The program is somewhat, well, as advertised: it showcase young people (around senior-age in high school) who have made projects demonstrative of human rights issues in their community, personal expressions, or experiences that for them are definitive.
“In Iran, no one blinked if I wore the hijab. It is not a restriction,” one filmmaker told me. “But here, it is not that way. People look at you differently. People assume.”
That filmmaker, Sahar Shakeri, was a recent immigrant from Iran, having accompanied her mother, a schoolteacher, on her path to get her Ph.D in Englsh Literature. Encouraged by her teachers, she turned her feelings about the contradictions inherent in wearing the Muslim veil into a short 7-minute film, “Thoughts in a Hijab.”
Another filmmaker, Jessica Cele, already worked at an educational video center when she asked them if they would help her make her film.

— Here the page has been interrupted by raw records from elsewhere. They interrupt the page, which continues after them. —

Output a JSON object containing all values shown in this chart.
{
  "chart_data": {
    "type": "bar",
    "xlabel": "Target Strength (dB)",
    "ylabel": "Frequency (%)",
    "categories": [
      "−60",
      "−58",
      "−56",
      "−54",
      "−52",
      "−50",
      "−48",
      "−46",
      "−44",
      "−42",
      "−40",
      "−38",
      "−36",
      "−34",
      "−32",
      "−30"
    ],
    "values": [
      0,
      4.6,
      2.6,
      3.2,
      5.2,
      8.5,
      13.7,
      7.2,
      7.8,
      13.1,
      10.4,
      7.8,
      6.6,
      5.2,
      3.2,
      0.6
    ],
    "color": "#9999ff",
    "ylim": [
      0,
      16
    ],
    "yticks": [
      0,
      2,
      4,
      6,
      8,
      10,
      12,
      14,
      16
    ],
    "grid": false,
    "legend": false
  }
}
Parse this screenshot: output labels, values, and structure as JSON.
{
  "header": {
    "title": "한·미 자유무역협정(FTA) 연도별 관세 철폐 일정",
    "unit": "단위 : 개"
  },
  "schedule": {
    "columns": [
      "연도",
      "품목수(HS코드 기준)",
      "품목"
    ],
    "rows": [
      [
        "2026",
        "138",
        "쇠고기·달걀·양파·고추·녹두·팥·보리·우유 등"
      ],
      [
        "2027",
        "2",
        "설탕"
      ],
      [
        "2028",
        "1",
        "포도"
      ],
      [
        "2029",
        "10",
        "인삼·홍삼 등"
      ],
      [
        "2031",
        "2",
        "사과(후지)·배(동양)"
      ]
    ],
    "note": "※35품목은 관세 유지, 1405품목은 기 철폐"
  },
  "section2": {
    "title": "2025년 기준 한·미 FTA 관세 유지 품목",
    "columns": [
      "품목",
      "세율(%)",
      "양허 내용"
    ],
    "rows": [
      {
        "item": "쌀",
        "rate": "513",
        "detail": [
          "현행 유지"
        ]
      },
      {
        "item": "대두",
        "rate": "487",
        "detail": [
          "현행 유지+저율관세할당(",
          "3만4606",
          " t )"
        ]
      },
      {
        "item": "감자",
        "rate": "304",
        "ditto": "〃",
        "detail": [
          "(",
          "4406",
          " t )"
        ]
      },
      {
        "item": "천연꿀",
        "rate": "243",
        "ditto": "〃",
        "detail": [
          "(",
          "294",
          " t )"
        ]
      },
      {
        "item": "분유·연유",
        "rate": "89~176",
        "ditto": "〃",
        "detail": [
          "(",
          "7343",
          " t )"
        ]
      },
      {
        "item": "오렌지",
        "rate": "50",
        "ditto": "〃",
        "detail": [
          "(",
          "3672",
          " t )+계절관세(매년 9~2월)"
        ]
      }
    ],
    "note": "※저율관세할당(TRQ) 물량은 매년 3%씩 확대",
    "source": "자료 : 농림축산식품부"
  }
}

“The center I worked for already released public-safety information, doing their own stuff,” she told me. “But I wanted to see, you know, how we’d do it. How youth could do it.”
Her film, “It’s Not About Sex,” explores issues of sexual violence in society, discovering that while it is tragic, an antidote is talking about it in public.
“In my eyes, it’s only when you talk about it, hard as it is that things can really start to change,” Jessica said.
Clevins Browne, the filmmaker of “In My Shoes”, was also on message when it came to dialogue.
“You know, my film’s about youth homelessness in New York City,” Mr. Browne told me. “When I tell most people about that, they act surprised as if they didn’t know it existed.”
But that’s what the Youth Producing Change showcase is all about: giving voices to those people to whom voices were once stifled before.
When I asked him why he wanted to make movies, Mr. Browne’s answer was simple, his smile broad and confident.
“Because people don’t know,” he told me. “And they should.”